Tuesday, January 8, 2013

Too Late


She was impervious to the grins that were surrounding the stars above the back lit black lit beach. It seemed to her that the multitudes of marbles she had been collecting in her pockets, all of them filled with little words that would've meant something to another version of her consciousness, should be abandoned. Little footfalls on the rocks that made up a jetty (something she learned to understand a couple weeks before she hit the back of the car and decided she should drive it on the wrong side of the road) brought up clouds of dust and sand and cigarette smoke. It was a whopper. She was a scorcher. They were oblivious. The waves were getting larger. At the end, she stood out in the sea, building a model of her superfluous character out of salt and brine, and she fingered the rounded, smoothed child’s toy. The marbles made singular splashes into the sea; one, two, three, thousand. She stood there until age played upon the corners of her eyes and she could watch the passage of time on her fingernails. Once, someone had told her that sadness suited her, that she was a beautiful mistake. It became her goal to forget how to smile that summer, when she let all the grains of the eternal disasters that never actually existed fall gradually into the holes of her ratty old tights and the crevices in her scarves. Out in the distance, just below the horizon, the ocean was frozen. Icy cracks were moving toward her, hardening the massive sea. Poseidon hailed down his trident and sent the glassy surface rocketing faster her way. When the sand finally froze over, she stepped down from the rocks and walked herself, in the semblance of Jesus Christ, across the many monsoons.

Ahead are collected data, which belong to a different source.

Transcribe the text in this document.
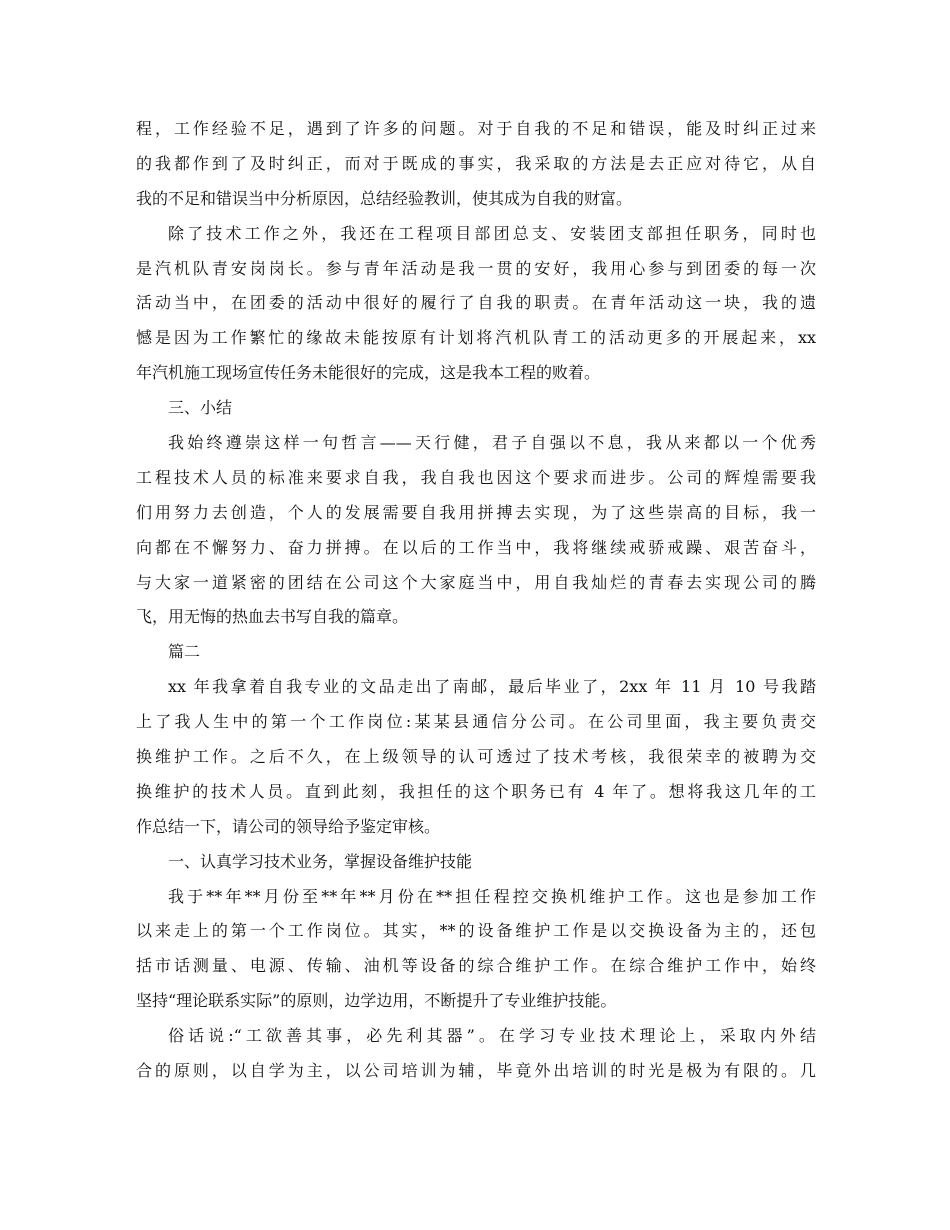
程，工作经验不足，遇到了许多的问题。对于自我的不足和错误，能及时纠正过来

的我都作到了及时纠正，而对于既成的事实，我采取的方法是去正应对待它，从自

我的不足和错误当中分析原因，总结经验教训，使其成为自我的财富。

除了技术工作之外，我还在工程项目部团总支、安装团支部担任职务，同时也

是汽机队青安岗岗长。参与青年活动是我一贯的安好，我用心参与到团委的每一次

活动当中，在团委的活动中很好的履行了自我的职责。在青年活动这一块，我的遗

憾是因为工作繁忙的缘故未能按原有计划将汽机队青工的活动更多的开展起来，xx

年汽机施工现场宣传任务未能很好的完成，这是我本工程的败着。

三、小结

我始终遵崇这样一句哲言——天行健，君子自强以不息，我从来都以一个优秀

工程技术人员的标准来要求自我，我自我也因这个要求而进步。公司的辉煌需要我

们用努力去创造，个人的发展需要自我用拼搏去实现，为了这些崇高的目标，我一

向都在不懈努力、奋力拼搏。在以后的工作当中，我将继续戒骄戒躁、艰苦奋斗，

与大家一道紧密的团结在公司这个大家庭当中，用自我灿烂的青春去实现公司的腾

飞，用无悔的热血去书写自我的篇章。

篇二

xx 年我拿着自我专业的文品走出了南邮，最后毕业了，2xx 年 11 月 10 号我踏

上了我人生中的第一个工作岗位:某某县通信分公司。在公司里面，我主要负责交

换维护工作。之后不久，在上级领导的认可透过了技术考核，我很荣幸的被聘为交

换维护的技术人员。直到此刻，我担任的这个职务已有 4 年了。想将我这几年的工

作总结一下，请公司的领导给予鉴定审核。

一、认真学习技术业务，掌握设备维护技能

我于**年**月份至**年**月份在**担任程控交换机维护工作。这也是参加工作

以来走上的第一个工作岗位。其实，**的设备维护工作是以交换设备为主的，还包

括市话测量、电源、传输、油机等设备的综合维护工作。在综合维护工作中，始终

坚持“理论联系实际”的原则，边学边用，不断提升了专业维护技能。

俗话说:“工欲善其事，必先利其器”。在学习专业技术理论上，采取内外结

合的原则，以自学为主，以公司培训为辅，毕竟外出培训的时光是极为有限的。几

She would walk until she hit the end of the earth, she decided. She couldn't feel the way that the sharks were following her footsteps in the soda water below her lighted path, but their shadows were visible under the still-blazing sun. Hiding under her leather, under her skin, under her scars, she was almost invisible to the bystanders collecting to witness the coming of the lord. In circular rhythmic patterns, she made the most of a bad situation. In triangular emergencies, she kissed all the little wonders she had met on the other side of the equator. In square cars, she drove until she ran out of gas and nobody knew her name. She would tattoo a lightning rod along her spine so that maybe, one day, she’ll catch something worth holding on to.